Tienes razón, Clara. Es emocionante el modo en que Cortazar aprende del cuento de Borges para escribir un relato que es a la vez el mismo y totalmente otro, incluso más rico diría yo. O no.
No está bien eso de comparar, pero...

Clara Obligado dijo...

Comparemos, comparemos, que de eso se trata el intertexto, justamente...

nigella dijo...

Pues se me hace que en el relato de Cortazar los límites y relaciones entre la realidad del accidentado y el indio están equiparados lo que hace más inquietante el relato.
Además, en "El sur" el tiempo es lineal como el viaje en tren hacia el pasado -el sur-, mientras que en "La noche boca arriba" el tiempo representa un bucle de horror cíclico.
Cortazar agarra el meollo del relato de Borges: "Ciego a las culpas, el destino puede ser despiadado con las mínimas distracciones."
Aquí creo se juegan la verosimilitud del relato ambos, pues todos hemos experimentado ese estado de euforia o gracia roto por un accidente imprevisto que puede llevarnos a cruzar la raja entre los mundos gracias a la función del realismo mágico desde la noche de los tiempos.
Borges señala cómo el sabor de las cosas fue atroz para Dalhman.

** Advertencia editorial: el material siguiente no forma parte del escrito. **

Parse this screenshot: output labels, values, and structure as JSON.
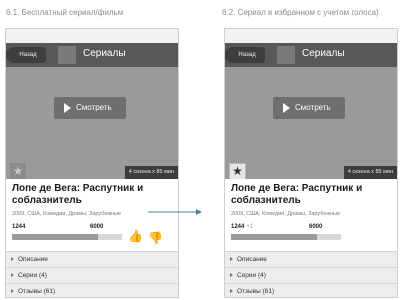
{
  "captions": {
    "left": "6.1. Бесплатный сериал/фильм",
    "right": "6.2. Сериал в избранном с учетом голоса)"
  },
  "screens": [
    {
      "nav": {
        "back_label": "Назад",
        "title": "Сериалы"
      },
      "video": {
        "play_label": "Смотреть",
        "meta": "4 сезона x 85 мин",
        "favorite_icon": "star-icon",
        "favorited": false
      },
      "info": {
        "title": "Лопе де Вега: Распутник и соблазнитель",
        "subtitle": "2009, США, Комедии, Драмы, Зарубежные",
        "vote_low": "1244",
        "vote_high": "6000",
        "progress": 0.78
      },
      "rows": [
        {
          "label": "Описание"
        },
        {
          "label": "Серии (4)"
        },
        {
          "label": "Отзывы (61)"
        }
      ]
    },
    {
      "nav": {
        "back_label": "Назад",
        "title": "Сериалы"
      },
      "video": {
        "play_label": "Смотреть",
        "meta": "4 сезона x 85 мин",
        "favorite_icon": "star-icon",
        "favorited": true
      },
      "info": {
        "title": "Лопе де Вега: Распутник и соблазнитель",
        "subtitle": "2009, США, Комедии, Драмы, Зарубежные",
        "vote_low": "1244",
        "vote_plus": "+1",
        "vote_high": "6000",
        "progress": 0.78
      },
      "rows": [
        {
          "label": "Описание"
        },
        {
          "label": "Серии (4)"
        },
        {
          "label": "Отзывы (61)"
        }
      ]
    }
  ],
  "colors": {
    "accent": "#4a7fa0"
  }
}
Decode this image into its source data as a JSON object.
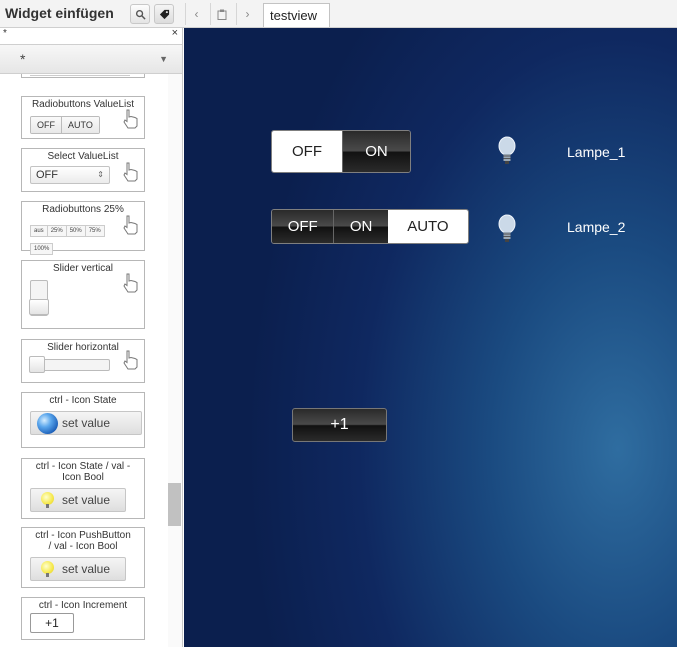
{
  "header": {
    "title": "Widget einfügen",
    "view_tab": "testview"
  },
  "sidebar": {
    "filter_text": "*",
    "filter_clear": "×",
    "filter_select_value": "*",
    "widgets": [
      {
        "title": "Radiobuttons ValueList",
        "options": [
          "OFF",
          "AUTO"
        ]
      },
      {
        "title": "Select ValueList",
        "value": "OFF"
      },
      {
        "title": "Radiobuttons 25%",
        "options": [
          "aus",
          "25%",
          "50%",
          "75%",
          "100%"
        ]
      },
      {
        "title": "Slider vertical"
      },
      {
        "title": "Slider horizontal"
      },
      {
        "title": "ctrl - Icon State",
        "button": "set value"
      },
      {
        "title_line1": "ctrl - Icon State / val -",
        "title_line2": "Icon Bool",
        "button": "set value"
      },
      {
        "title_line1": "ctrl - Icon PushButton",
        "title_line2": "/ val - Icon Bool",
        "button": "set value"
      },
      {
        "title": "ctrl - Icon Increment",
        "value": "+1"
      }
    ]
  },
  "canvas": {
    "lamp1": {
      "options": [
        "OFF",
        "ON"
      ],
      "selected": "ON",
      "label": "Lampe_1"
    },
    "lamp2": {
      "options": [
        "OFF",
        "ON",
        "AUTO"
      ],
      "selected": "AUTO",
      "label": "Lampe_2"
    },
    "increment_button": "+1"
  },
  "colors": {
    "canvas_dark": "#0b1f4e",
    "canvas_light": "#2f6da0",
    "active_button": "#2b2b2b"
  }
}
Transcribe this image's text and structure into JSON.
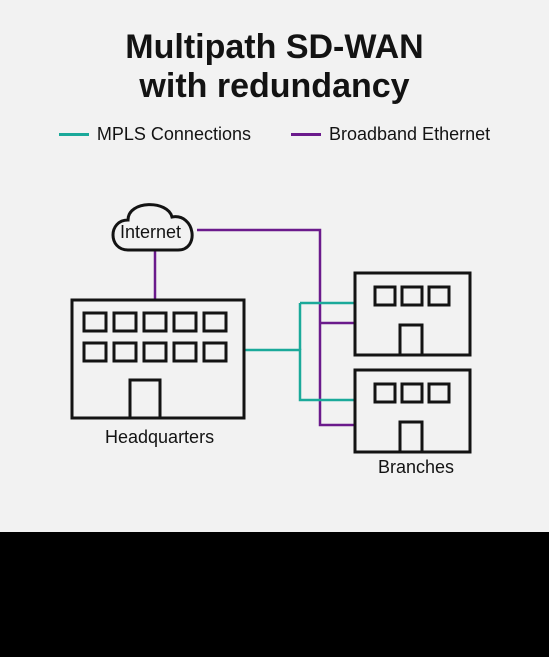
{
  "title_line1": "Multipath SD-WAN",
  "title_line2": "with redundancy",
  "legend": {
    "mpls": "MPLS Connections",
    "broadband": "Broadband Ethernet"
  },
  "nodes": {
    "internet": "Internet",
    "headquarters": "Headquarters",
    "branches": "Branches"
  },
  "colors": {
    "mpls": "#1aa99a",
    "broadband": "#6b1a8c",
    "stroke": "#131313"
  }
}
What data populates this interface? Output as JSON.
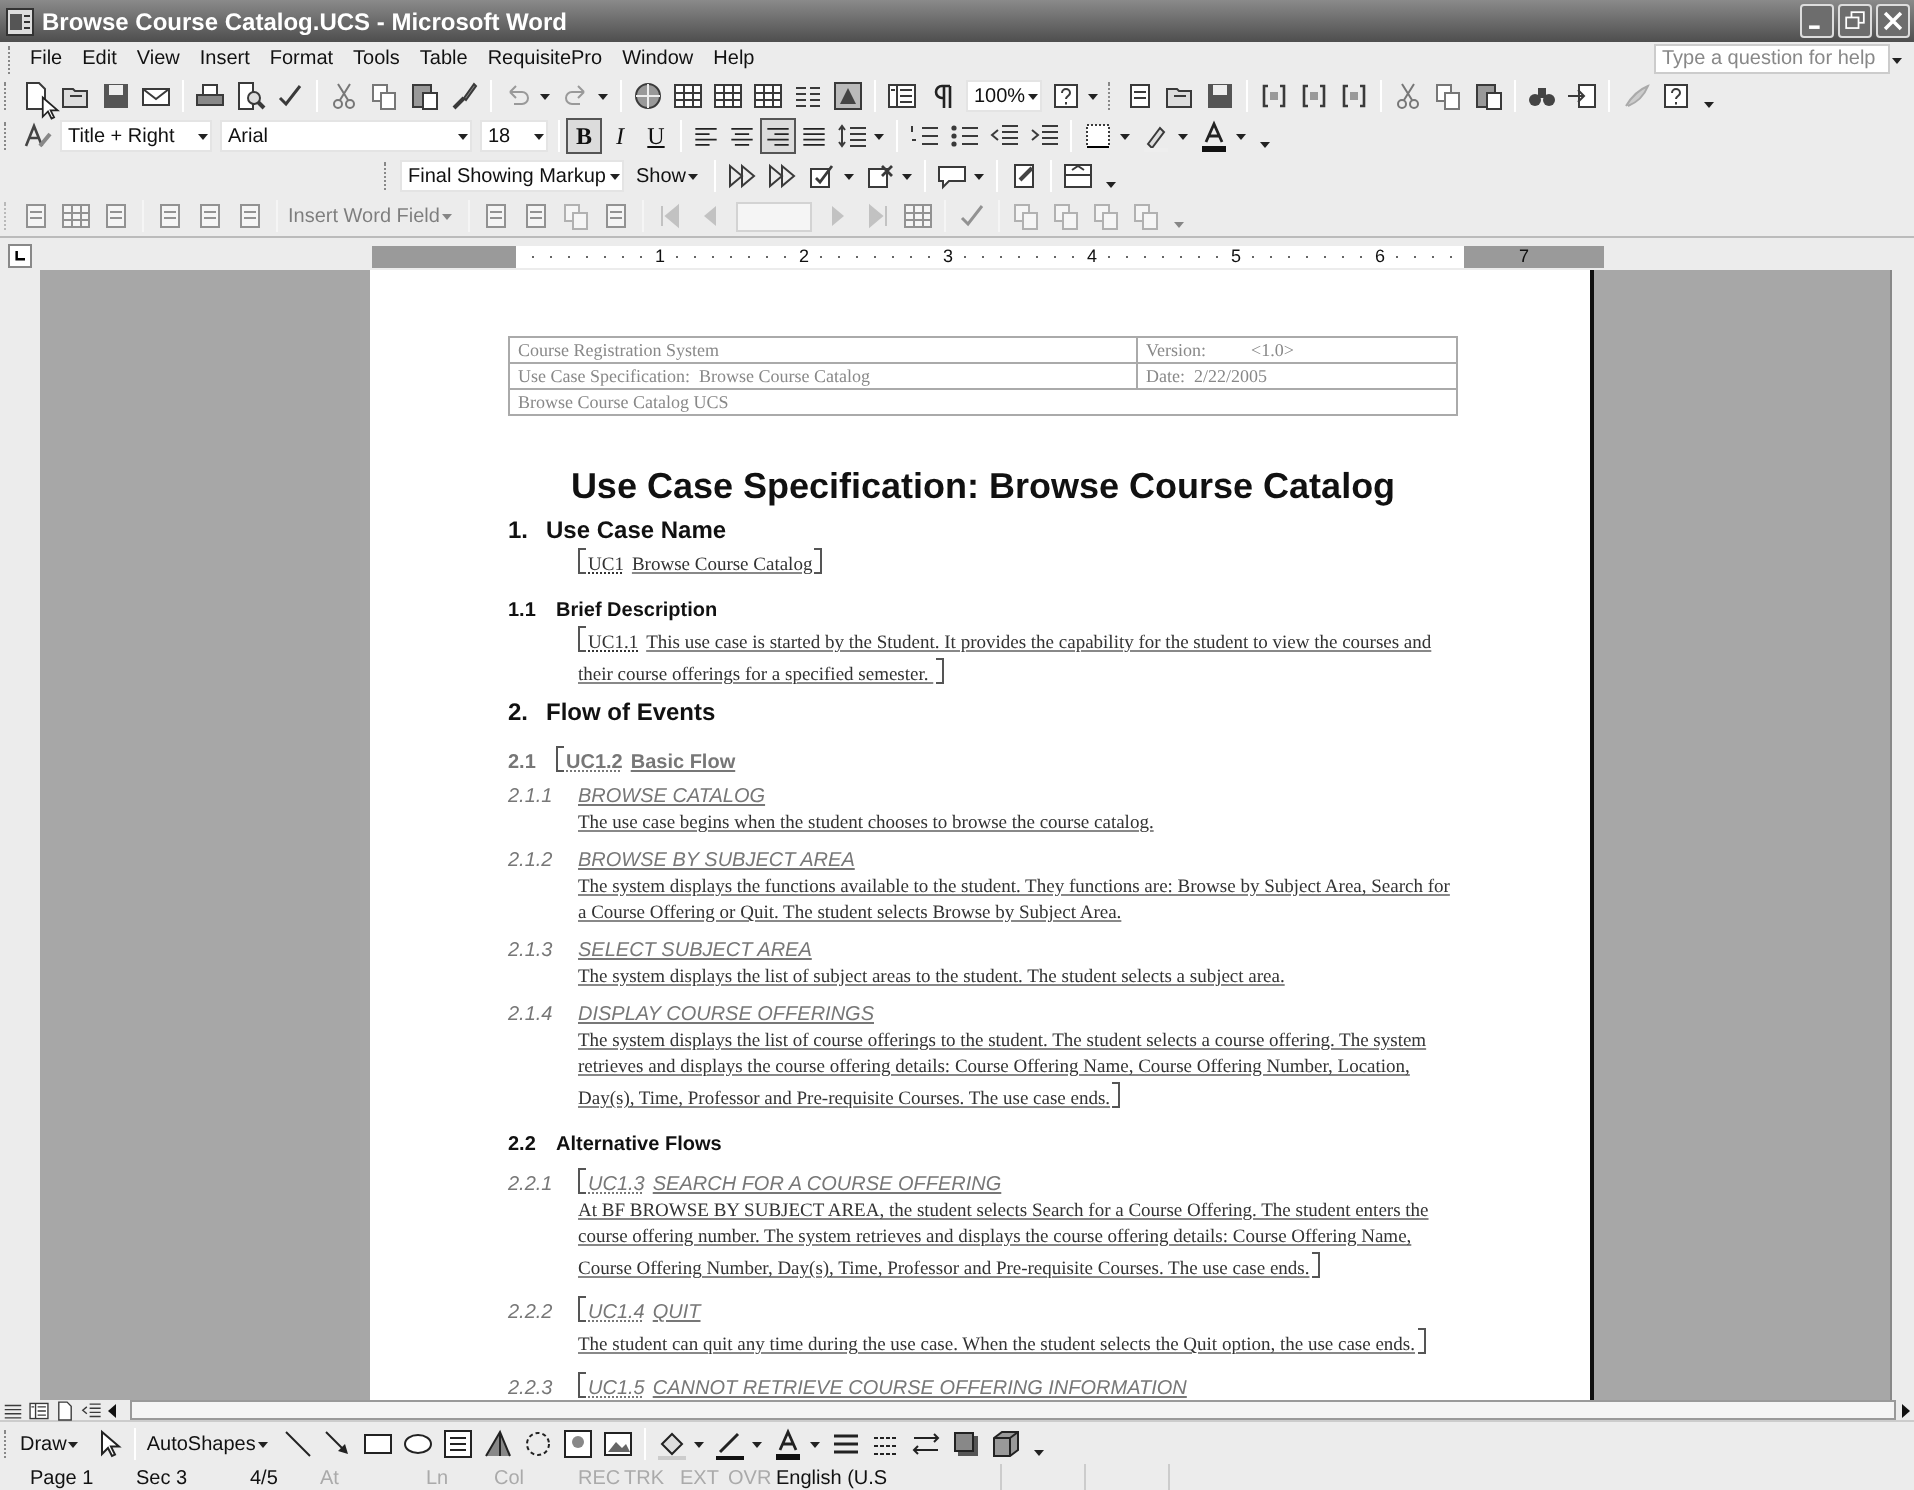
{
  "window": {
    "title": "Browse Course Catalog.UCS - Microsoft Word"
  },
  "menu": [
    "File",
    "Edit",
    "View",
    "Insert",
    "Format",
    "Tools",
    "Table",
    "RequisitePro",
    "Window",
    "Help"
  ],
  "help_field": {
    "placeholder": "Type a question for help"
  },
  "standard_toolbar": {
    "zoom": "100%"
  },
  "formatting_toolbar": {
    "style": "Title + Right",
    "font": "Arial",
    "size": "18",
    "text_buttons": [
      {
        "label": "B",
        "kind": "bold",
        "pressed": true
      },
      {
        "label": "I",
        "kind": "italic",
        "pressed": false
      },
      {
        "label": "U",
        "kind": "underline",
        "pressed": false
      }
    ],
    "alignment": [
      {
        "kind": "left",
        "selected": false
      },
      {
        "kind": "center",
        "selected": false
      },
      {
        "kind": "right",
        "selected": true
      },
      {
        "kind": "justify",
        "selected": false
      }
    ]
  },
  "reviewing_toolbar": {
    "display": "Final Showing Markup",
    "show": "Show"
  },
  "mail_merge_toolbar": {
    "insert_field": "Insert Word Field",
    "disabled": true
  },
  "ruler": [
    "1",
    "2",
    "3",
    "4",
    "5",
    "6",
    "7"
  ],
  "header_table": {
    "rows": [
      {
        "left": "Course Registration System",
        "right_label": "Version:",
        "right_value": "<1.0>"
      },
      {
        "left": "Use Case Specification:  Browse Course Catalog",
        "right_label": "Date:",
        "right_value": "2/22/2005"
      },
      {
        "left": "Browse Course Catalog UCS"
      }
    ]
  },
  "document": {
    "title": "Use Case Specification: Browse Course Catalog",
    "blocks": [
      {
        "kind": "h1",
        "number": "1.",
        "text": "Use Case Name"
      },
      {
        "kind": "para",
        "tag": "UC1",
        "text": "Browse Course Catalog",
        "open": true,
        "close": true
      },
      {
        "kind": "h2",
        "number": "1.1",
        "text": "Brief Description"
      },
      {
        "kind": "para",
        "tag": "UC1.1",
        "text": "This use case is started by the Student. It provides the capability for the student to view the courses and their course offerings for a specified semester.  ",
        "open": true,
        "close": true
      },
      {
        "kind": "h1",
        "number": "2.",
        "text": "Flow of Events"
      },
      {
        "kind": "h2",
        "number": "2.1",
        "tag": "UC1.2",
        "text": "Basic Flow",
        "open": true,
        "close": false
      },
      {
        "kind": "h3",
        "number": "2.1.1",
        "text": "BROWSE CATALOG"
      },
      {
        "kind": "para",
        "text": "The use case begins when the student chooses to browse the course catalog.",
        "open": false,
        "close": false
      },
      {
        "kind": "h3",
        "number": "2.1.2",
        "text": "BROWSE BY SUBJECT AREA"
      },
      {
        "kind": "para",
        "text": "The system displays the functions available to the student.  They functions are:  Browse by Subject Area, Search for a Course Offering or Quit.  The student selects Browse by Subject Area.",
        "open": false,
        "close": false
      },
      {
        "kind": "h3",
        "number": "2.1.3",
        "text": "SELECT SUBJECT AREA"
      },
      {
        "kind": "para",
        "text": "The system displays the list of subject areas to the student.  The student selects a subject area.",
        "open": false,
        "close": false
      },
      {
        "kind": "h3",
        "number": "2.1.4",
        "text": "DISPLAY COURSE OFFERINGS"
      },
      {
        "kind": "para",
        "text": "The system displays the list of course offerings to the student.  The student selects a course offering.   The system retrieves and displays the course offering details: Course Offering Name, Course Offering Number, Location, Day(s), Time, Professor and Pre-requisite Courses.  The use case ends.",
        "open": false,
        "close": true
      },
      {
        "kind": "h2",
        "number": "2.2",
        "text": "Alternative Flows"
      },
      {
        "kind": "h3",
        "number": "2.2.1",
        "tag": "UC1.3",
        "text": "SEARCH FOR A COURSE OFFERING",
        "open": true,
        "close": false
      },
      {
        "kind": "para",
        "text": "At BF BROWSE BY SUBJECT AREA, the student selects Search for a Course Offering.  The student enters the course offering number.  The system retrieves and displays the course offering details: Course Offering Name, Course Offering Number, Day(s), Time, Professor and Pre-requisite Courses.  The use case ends.",
        "open": false,
        "close": true
      },
      {
        "kind": "h3",
        "number": "2.2.2",
        "tag": "UC1.4",
        "text": "QUIT",
        "open": true,
        "close": false
      },
      {
        "kind": "para",
        "text": "The student can quit any time during the use case.  When the student selects the Quit option, the use case ends.",
        "open": false,
        "close": true
      },
      {
        "kind": "h3",
        "number": "2.2.3",
        "tag": "UC1.5",
        "text": "CANNOT RETRIEVE COURSE OFFERING INFORMATION",
        "open": true,
        "close": false
      }
    ]
  },
  "drawing_toolbar": {
    "draw": "Draw",
    "autoshapes": "AutoShapes"
  },
  "status_bar": [
    {
      "label": "Page 1",
      "disabled": false
    },
    {
      "label": "Sec 3",
      "disabled": false
    },
    {
      "label": "4/5",
      "disabled": false
    },
    {
      "label": "At",
      "disabled": true
    },
    {
      "label": "Ln",
      "disabled": true
    },
    {
      "label": "Col",
      "disabled": true
    },
    {
      "label": "REC",
      "disabled": true
    },
    {
      "label": "TRK",
      "disabled": true
    },
    {
      "label": "EXT",
      "disabled": true
    },
    {
      "label": "OVR",
      "disabled": true
    },
    {
      "label": "English (U.S",
      "disabled": false
    }
  ]
}
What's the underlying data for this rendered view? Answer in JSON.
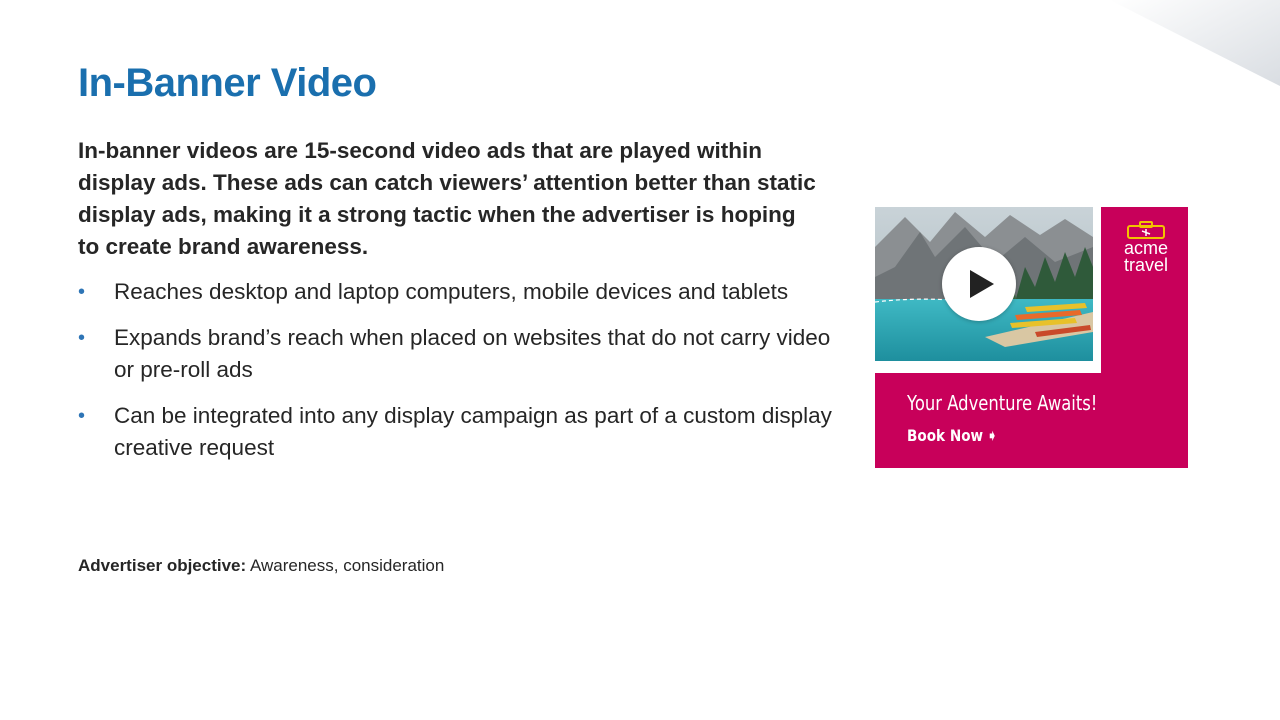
{
  "slide": {
    "title": "In-Banner Video",
    "intro": "In-banner videos are 15-second video ads that are played within display ads. These ads can catch viewers’ attention better than static display ads, making it a strong tactic when the advertiser is hoping to create brand awareness.",
    "bullets": [
      "Reaches desktop and laptop computers, mobile devices and tablets",
      "Expands brand’s reach when placed on websites that do not carry video or pre-roll ads",
      "Can be integrated into any display campaign as part of a custom display creative request"
    ],
    "objective_label": "Advertiser objective:",
    "objective_value": " Awareness, consideration"
  },
  "ad": {
    "logo_line1": "acme",
    "logo_line2": "travel",
    "headline": "Your Adventure Awaits!",
    "cta": "Book Now",
    "photo": "mountain-lake-canoes",
    "play_icon": "play-icon"
  },
  "colors": {
    "title": "#1a6fae",
    "bullet": "#2e75b6",
    "ad_background": "#c8005a",
    "logo_accent": "#f2c300",
    "text": "#262626"
  }
}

Ese pequeño apunte Cortazar lo convierte en un protagonismo del olfato: (su sueño) estaba lleno de olores y el nunca soñaba olores…
Cortazar se agarra al criollismo de Borges que no narra la muerte del abuelo de Dhalman a manos de los indios; esa elección romántica del protagonista de Borges
no es la elección romántica del mezteca de Cortazar que ve como maravilloso lo que para nosotros es lo real.
Bue...

Clara Obligado dijo...

muy bueno tu análisis, me fijaría también en la coincidencia de los objetos punzantes en ambos textos, en el uso de los colores como motivo de muerte, y creo que entre las dos hemos develado muchos de los puntos en los que ambos cuentos coinciden. Podemos empezar a cantar una oda al intertexto... Un abrazo.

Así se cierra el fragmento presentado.